The following example demonstrates nested exception handling −

Live Demo
exception InnerError of string
exception OuterError of string

let func1 x y =
   try
      try
         if x = y then raise (InnerError("inner error"))
         else raise (OuterError("outer error"))
      with
         | InnerError(str) -> printfn "Error:%s" str
   finally
      printfn "From the finally block."

let func2 x y =
   try
      func1 x y
   with
      | OuterError(str) -> printfn "Error: %s" str

func2 100 150
func2 100 100
func2 100 120

When you compile and execute the program, it yields the following output −

From the finally block.
Error: outer error
Error:inner error
From the finally block.
From the finally block.
Error: outer error

Example 4

The following function demonstrates the failwith function −

Live Demo
let divisionFunc x y =
   if (y = 0) then failwith "Divisor cannot be zero."
   else
      x / y

let trydivisionFunc x y =
   try
      divisionFunc x y
   with
      | Failure(msg) -> printfn "%s" msg; 0

let result1 = trydivisionFunc 100 0
let result2 = trydivisionFunc 100 4
printfn "%A" result1
printfn "%A" result2

When you compile and execute the program, it yields the following output −

Divisor cannot be zero.
0
25

Example 5

The invalidArg function generates an argument exception.
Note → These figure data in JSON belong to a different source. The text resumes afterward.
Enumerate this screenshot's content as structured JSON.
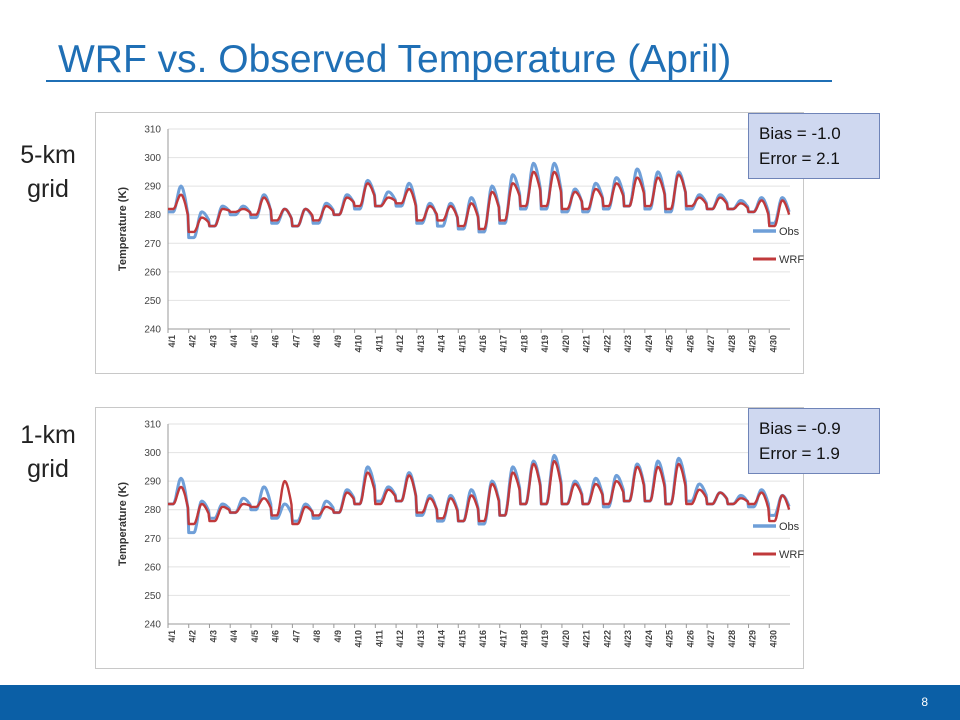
{
  "title": "WRF vs. Observed Temperature (April)",
  "page_number": "8",
  "colors": {
    "title": "#1f6fb5",
    "obs": "#6f9fd8",
    "wrf": "#c0393b",
    "footer": "#0b5fa6",
    "stats_bg": "#cfd8f0"
  },
  "chart_data": [
    {
      "type": "line",
      "grid_label": [
        "5-km",
        "grid"
      ],
      "stats": {
        "bias": "Bias = -1.0",
        "error": "Error = 2.1"
      },
      "ylabel": "Temperature (K)",
      "ylim": [
        240,
        310
      ],
      "yticks": [
        240,
        250,
        260,
        270,
        280,
        290,
        300,
        310
      ],
      "categories": [
        "4/1",
        "4/2",
        "4/3",
        "4/4",
        "4/5",
        "4/6",
        "4/7",
        "4/8",
        "4/9",
        "4/10",
        "4/11",
        "4/12",
        "4/13",
        "4/14",
        "4/15",
        "4/16",
        "4/17",
        "4/18",
        "4/19",
        "4/20",
        "4/21",
        "4/22",
        "4/23",
        "4/24",
        "4/25",
        "4/26",
        "4/27",
        "4/28",
        "4/29",
        "4/30"
      ],
      "series": [
        {
          "name": "Obs",
          "min": [
            281,
            272,
            276,
            280,
            279,
            277,
            276,
            277,
            280,
            282,
            283,
            283,
            277,
            276,
            275,
            274,
            277,
            282,
            282,
            281,
            281,
            282,
            283,
            282,
            281,
            282,
            282,
            282,
            281,
            277
          ],
          "max": [
            290,
            281,
            283,
            283,
            287,
            282,
            282,
            284,
            287,
            292,
            288,
            291,
            284,
            284,
            286,
            290,
            294,
            298,
            298,
            289,
            291,
            293,
            296,
            295,
            295,
            287,
            287,
            285,
            286,
            286
          ]
        },
        {
          "name": "WRF",
          "min": [
            282,
            274,
            276,
            281,
            280,
            278,
            276,
            278,
            280,
            283,
            283,
            284,
            278,
            278,
            276,
            275,
            278,
            283,
            283,
            282,
            282,
            283,
            283,
            283,
            282,
            283,
            282,
            282,
            281,
            276
          ],
          "max": [
            287,
            279,
            282,
            282,
            286,
            282,
            282,
            283,
            286,
            291,
            286,
            289,
            283,
            283,
            284,
            288,
            291,
            295,
            295,
            288,
            289,
            291,
            293,
            293,
            294,
            286,
            286,
            284,
            285,
            285
          ]
        }
      ]
    },
    {
      "type": "line",
      "grid_label": [
        "1-km",
        "grid"
      ],
      "stats": {
        "bias": "Bias = -0.9",
        "error": "Error = 1.9"
      },
      "ylabel": "Temperature (K)",
      "ylim": [
        240,
        310
      ],
      "yticks": [
        240,
        250,
        260,
        270,
        280,
        290,
        300,
        310
      ],
      "categories": [
        "4/1",
        "4/2",
        "4/3",
        "4/4",
        "4/5",
        "4/6",
        "4/7",
        "4/8",
        "4/9",
        "4/10",
        "4/11",
        "4/12",
        "4/13",
        "4/14",
        "4/15",
        "4/16",
        "4/17",
        "4/18",
        "4/19",
        "4/20",
        "4/21",
        "4/22",
        "4/23",
        "4/24",
        "4/25",
        "4/26",
        "4/27",
        "4/28",
        "4/29",
        "4/30"
      ],
      "series": [
        {
          "name": "Obs",
          "min": [
            282,
            272,
            277,
            279,
            280,
            277,
            276,
            277,
            279,
            282,
            283,
            283,
            278,
            276,
            276,
            275,
            278,
            282,
            282,
            282,
            282,
            281,
            283,
            283,
            282,
            283,
            282,
            282,
            281,
            278
          ],
          "max": [
            291,
            283,
            282,
            284,
            288,
            282,
            282,
            283,
            287,
            295,
            288,
            293,
            285,
            285,
            287,
            290,
            295,
            297,
            299,
            290,
            291,
            292,
            296,
            297,
            298,
            289,
            286,
            285,
            287,
            285
          ]
        },
        {
          "name": "WRF",
          "min": [
            282,
            275,
            276,
            279,
            281,
            278,
            275,
            278,
            279,
            282,
            282,
            283,
            279,
            277,
            276,
            276,
            278,
            282,
            282,
            282,
            282,
            282,
            283,
            283,
            282,
            282,
            282,
            282,
            282,
            276
          ],
          "max": [
            288,
            282,
            281,
            282,
            284,
            290,
            281,
            281,
            286,
            293,
            287,
            292,
            284,
            284,
            285,
            289,
            293,
            296,
            297,
            289,
            289,
            290,
            295,
            295,
            296,
            287,
            286,
            284,
            286,
            285
          ]
        }
      ]
    }
  ]
}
The following program demonstrates this −

Live Demo
let days = [| "Sunday"; "Monday"; "Tuesday"; "Wednesday"; "Thursday"; "Friday"; "Saturday" |]
let findDay day =
   if (day > 7 || day < 1)
      then invalidArg "day" (sprintf "You have entered %d." day)
   days.[day - 1]

printfn "%s" (findDay 1)
printfn "%s" (findDay 5)
printfn "%s" (findDay 9)

When you compile and execute the program, it yields the following output −

Sunday
Thursday
Unhandled Exception:
System.ArgumentException: You have entered 9.
…

Some other information about the file and variable causing error in the system will also be displayed, depending upon the system.